What did Donald Trump do today?
He called reports that he'd ordered the firing of Robert Mueller "fake news."
Trump's two-word dismissal of last night's bombshell New York Times story was probably inevitable: there may not be a negative news report in his presidency that he hasn't called a media lie. But in this case, it probably merits a little more attention.
Within hours of the NYT report, which was based on four sources, it had been independently verified by NBC News (citing "a source with firsthand knowledge close to the White House"), the Washington Post ("two people familiar with the episode"), and Politico ("a person familiar with the episode"). Even the one media outlet that Trump says isn't fake news--Fox News--confirmed it, citing "a source close to the White House."

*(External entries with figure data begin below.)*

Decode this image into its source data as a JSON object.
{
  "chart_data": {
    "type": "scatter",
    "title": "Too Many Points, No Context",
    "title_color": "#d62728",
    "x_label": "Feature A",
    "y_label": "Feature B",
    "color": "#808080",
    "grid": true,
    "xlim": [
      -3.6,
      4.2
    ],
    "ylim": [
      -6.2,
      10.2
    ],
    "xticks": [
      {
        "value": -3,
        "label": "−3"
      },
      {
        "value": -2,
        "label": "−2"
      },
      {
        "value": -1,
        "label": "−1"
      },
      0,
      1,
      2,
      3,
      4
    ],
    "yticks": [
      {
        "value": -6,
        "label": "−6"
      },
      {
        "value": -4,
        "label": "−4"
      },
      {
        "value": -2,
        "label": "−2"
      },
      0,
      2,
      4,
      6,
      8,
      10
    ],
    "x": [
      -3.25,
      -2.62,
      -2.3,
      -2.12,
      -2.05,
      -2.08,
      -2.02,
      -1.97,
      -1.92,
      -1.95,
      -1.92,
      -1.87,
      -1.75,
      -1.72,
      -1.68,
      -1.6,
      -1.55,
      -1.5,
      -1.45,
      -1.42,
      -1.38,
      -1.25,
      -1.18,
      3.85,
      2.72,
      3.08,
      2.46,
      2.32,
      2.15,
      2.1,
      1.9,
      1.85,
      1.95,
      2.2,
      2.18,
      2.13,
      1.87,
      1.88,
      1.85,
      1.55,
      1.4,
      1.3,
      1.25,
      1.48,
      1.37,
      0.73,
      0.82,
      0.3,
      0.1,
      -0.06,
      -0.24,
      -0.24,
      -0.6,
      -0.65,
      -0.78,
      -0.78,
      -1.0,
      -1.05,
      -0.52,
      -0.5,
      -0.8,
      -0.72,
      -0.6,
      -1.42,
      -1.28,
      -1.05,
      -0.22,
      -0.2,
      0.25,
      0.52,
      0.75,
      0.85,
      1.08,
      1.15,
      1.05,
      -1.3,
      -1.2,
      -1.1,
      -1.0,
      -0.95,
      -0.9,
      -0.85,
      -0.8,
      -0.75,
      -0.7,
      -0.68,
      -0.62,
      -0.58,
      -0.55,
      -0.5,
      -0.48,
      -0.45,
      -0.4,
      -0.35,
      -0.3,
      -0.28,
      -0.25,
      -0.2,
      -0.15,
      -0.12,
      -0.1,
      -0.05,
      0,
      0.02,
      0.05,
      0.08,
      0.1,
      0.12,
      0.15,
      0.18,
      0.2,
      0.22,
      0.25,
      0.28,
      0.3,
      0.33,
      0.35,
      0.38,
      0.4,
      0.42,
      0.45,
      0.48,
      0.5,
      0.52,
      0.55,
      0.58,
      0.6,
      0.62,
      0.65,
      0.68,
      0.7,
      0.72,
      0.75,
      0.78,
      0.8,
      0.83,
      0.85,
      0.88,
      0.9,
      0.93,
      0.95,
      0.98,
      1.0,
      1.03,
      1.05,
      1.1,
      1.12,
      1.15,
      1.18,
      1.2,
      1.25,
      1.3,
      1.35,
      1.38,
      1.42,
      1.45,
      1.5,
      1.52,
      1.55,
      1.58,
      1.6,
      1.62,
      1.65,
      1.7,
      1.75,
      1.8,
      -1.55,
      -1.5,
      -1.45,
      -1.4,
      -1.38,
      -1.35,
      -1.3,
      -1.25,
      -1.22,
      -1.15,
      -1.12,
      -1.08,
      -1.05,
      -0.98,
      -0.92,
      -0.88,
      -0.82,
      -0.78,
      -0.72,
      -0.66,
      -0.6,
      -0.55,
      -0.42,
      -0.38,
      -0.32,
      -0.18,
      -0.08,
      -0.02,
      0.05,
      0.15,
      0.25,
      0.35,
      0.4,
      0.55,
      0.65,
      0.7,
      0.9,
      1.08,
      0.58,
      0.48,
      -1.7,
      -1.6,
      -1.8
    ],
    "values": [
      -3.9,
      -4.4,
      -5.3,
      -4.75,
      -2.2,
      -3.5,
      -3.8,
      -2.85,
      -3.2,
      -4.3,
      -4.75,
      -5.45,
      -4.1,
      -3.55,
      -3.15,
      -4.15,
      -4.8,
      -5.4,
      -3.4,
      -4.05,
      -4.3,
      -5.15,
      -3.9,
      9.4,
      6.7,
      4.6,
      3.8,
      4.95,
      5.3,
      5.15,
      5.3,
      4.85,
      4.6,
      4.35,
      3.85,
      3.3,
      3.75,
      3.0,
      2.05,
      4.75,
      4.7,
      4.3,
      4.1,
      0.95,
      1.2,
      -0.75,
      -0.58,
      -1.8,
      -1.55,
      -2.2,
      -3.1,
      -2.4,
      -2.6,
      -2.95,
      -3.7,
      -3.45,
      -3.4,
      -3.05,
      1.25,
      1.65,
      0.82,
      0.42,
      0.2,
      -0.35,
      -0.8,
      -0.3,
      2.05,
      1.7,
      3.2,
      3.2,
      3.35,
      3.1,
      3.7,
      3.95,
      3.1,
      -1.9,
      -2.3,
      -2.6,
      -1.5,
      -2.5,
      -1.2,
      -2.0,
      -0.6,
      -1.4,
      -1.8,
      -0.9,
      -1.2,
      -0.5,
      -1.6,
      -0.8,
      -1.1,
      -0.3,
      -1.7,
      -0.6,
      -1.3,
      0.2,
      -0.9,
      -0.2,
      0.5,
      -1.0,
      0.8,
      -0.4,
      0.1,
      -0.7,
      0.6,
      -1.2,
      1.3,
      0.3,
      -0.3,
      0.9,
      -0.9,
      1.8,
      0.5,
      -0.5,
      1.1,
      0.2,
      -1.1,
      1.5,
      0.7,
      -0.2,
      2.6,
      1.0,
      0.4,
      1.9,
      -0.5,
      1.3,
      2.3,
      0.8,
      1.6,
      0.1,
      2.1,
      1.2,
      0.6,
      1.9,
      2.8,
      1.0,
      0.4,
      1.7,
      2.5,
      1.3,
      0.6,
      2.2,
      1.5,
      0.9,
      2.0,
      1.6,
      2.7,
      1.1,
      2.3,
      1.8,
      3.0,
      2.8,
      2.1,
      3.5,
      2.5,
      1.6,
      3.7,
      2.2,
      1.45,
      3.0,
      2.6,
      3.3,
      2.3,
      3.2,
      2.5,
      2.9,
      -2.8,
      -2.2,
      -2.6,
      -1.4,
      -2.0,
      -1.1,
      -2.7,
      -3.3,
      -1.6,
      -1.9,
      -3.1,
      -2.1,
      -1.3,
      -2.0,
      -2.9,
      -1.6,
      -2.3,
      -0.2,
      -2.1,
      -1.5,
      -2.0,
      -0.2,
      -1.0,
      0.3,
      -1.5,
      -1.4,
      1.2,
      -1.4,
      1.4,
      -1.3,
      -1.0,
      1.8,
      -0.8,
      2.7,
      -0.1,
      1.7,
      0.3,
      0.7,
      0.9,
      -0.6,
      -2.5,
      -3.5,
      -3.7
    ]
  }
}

Even assuming that all of those independent verifications came back to the same four sources, then if Trump is to be believed, one of two things must be true. One is that every major news outlet in America, including its most conservative and pro-Trump network, is deliberately lying about the existence of such people. The other is that there are at least four people inside Trump's inner circle who are part of a conspiracy to maliciously lie about him.
Trump personally has a whopper of a motive (if not a particularly positive one) to cast doubt on the report: an attempt to fire Mueller without cause would be in and of itself obstruction of justice. Trump's lawyers and White House spokespersons, who would have no such motive, have remained conspicuously silent on the matter.
Why does this matter?
- Past a certain point, lying becomes pathological.
- Asking supporters to believe impossibly big lies is what authoritarians do.
- Reflexively attacking the free press is what authoritarians do.